山口蛍、代表ボランチ3番手が語る「黒子の覚悟」

  • 佐藤 俊●文 text by Sato Shun
  • 益田佑一●撮影 photo by Masuda Yuichi

ブラジルW杯まで16日
『ザックジャパンの完成度』
連載◆第32回:山口蛍

 昨年7月の東アジアカップで日本代表デビューを果たした山口蛍(23歳)。同大会でMVPを獲得し、持ち前のボール奪取能力と攻撃センスがザッケローニ監督に評価されて、遠藤保仁、長谷部誠に次ぐ、ボランチ「3番手」の座を手にした。ブラジルW杯メンバー入りも早々に確実視され、今や長く戦列を離れていた長谷部からポジションを奪いそうな勢いである。

「レギュラーとか、全然ですよ」

 山口はそう言って一笑に付すが、表情には"やれる"という自信と余裕が感じられる。2012年ロンドン五輪代表では、44年ぶりのベスト4進出の原動力となった。今季は、所属のセレッソ大阪でキャプテンに指名された。そうした経験と責任が、今の山口の自信につながって、気持ちに余裕を生み出しているのかもしれない。

代表合宿で精力的な動きを見せていた山口蛍。代表合宿で精力的な動きを見せていた山口蛍。 昨年の夏頃、山口の代表への思いはまだ薄かった。

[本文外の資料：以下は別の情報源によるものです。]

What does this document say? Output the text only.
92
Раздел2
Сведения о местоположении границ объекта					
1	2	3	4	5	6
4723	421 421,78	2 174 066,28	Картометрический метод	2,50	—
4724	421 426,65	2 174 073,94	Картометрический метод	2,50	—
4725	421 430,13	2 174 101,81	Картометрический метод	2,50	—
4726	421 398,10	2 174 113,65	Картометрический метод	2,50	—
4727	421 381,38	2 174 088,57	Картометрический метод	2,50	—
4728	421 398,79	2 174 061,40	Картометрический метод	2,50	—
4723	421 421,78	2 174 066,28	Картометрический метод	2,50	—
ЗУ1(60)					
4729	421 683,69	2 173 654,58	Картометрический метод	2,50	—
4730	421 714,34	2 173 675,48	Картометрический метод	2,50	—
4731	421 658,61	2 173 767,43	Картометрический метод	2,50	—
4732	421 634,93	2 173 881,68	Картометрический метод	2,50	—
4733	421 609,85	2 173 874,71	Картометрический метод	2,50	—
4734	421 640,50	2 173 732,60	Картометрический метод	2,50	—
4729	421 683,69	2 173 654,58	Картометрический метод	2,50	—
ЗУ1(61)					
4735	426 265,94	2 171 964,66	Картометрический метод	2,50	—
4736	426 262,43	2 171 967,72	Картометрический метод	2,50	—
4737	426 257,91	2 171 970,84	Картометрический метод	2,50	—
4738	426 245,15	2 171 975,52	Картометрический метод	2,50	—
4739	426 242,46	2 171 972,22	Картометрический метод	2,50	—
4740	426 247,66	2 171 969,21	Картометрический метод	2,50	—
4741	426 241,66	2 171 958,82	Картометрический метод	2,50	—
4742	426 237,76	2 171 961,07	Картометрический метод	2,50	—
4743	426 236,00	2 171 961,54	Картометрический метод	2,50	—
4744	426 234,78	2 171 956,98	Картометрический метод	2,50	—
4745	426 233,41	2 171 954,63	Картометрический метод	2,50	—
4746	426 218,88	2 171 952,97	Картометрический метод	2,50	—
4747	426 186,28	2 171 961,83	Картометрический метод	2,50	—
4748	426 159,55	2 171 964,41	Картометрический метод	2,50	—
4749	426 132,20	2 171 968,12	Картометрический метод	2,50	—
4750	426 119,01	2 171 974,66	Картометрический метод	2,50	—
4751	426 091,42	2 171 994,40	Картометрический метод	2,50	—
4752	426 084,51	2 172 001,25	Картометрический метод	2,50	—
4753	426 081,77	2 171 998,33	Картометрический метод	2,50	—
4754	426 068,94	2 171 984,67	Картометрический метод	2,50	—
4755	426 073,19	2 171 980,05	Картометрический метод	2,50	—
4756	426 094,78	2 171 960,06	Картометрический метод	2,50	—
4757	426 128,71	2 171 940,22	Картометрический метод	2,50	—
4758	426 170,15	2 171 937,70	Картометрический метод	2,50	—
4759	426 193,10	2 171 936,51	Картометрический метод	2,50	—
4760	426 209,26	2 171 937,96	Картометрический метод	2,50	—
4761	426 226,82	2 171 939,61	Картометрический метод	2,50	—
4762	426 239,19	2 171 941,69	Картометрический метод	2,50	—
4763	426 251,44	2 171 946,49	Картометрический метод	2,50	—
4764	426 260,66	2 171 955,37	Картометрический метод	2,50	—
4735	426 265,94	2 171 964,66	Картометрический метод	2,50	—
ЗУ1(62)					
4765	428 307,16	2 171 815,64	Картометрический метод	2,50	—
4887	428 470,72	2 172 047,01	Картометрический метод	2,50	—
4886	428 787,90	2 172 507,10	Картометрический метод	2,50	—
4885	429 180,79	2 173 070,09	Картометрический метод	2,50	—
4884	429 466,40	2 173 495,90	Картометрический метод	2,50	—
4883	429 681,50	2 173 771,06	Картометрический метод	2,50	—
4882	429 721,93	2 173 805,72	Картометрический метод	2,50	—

「当時は、代表って言われても、あまりピンとこなかった。正直、代表に対してそれほど強い思い入れがなかった。すでに代表チームは完成されているイメージがあったんで、その中に入ってプレイするのもしんどいだろうな、と。それなら、次のロシアW杯(2018年)で中心選手になれるようにしよう、と考えていました」

 東アジアカップでは、DF栗原勇蔵とともに3試合すべてに出場。その起用を見てもザッケローニ監督からの信頼の高さがうかがえた。その後も山口は日本代表に招集され続け、11月の欧州遠征(2-2オランダ、3-2ベルギー)では2試合ともにスタメン出場。チーム内での存在感を増していった。

 そうして代表に招集され続けると、大抵の選手は代表への帰属意識が高まり、生き残りを強く意識するようになる。だが山口は、それでも代表への執着心は強まらなかったという。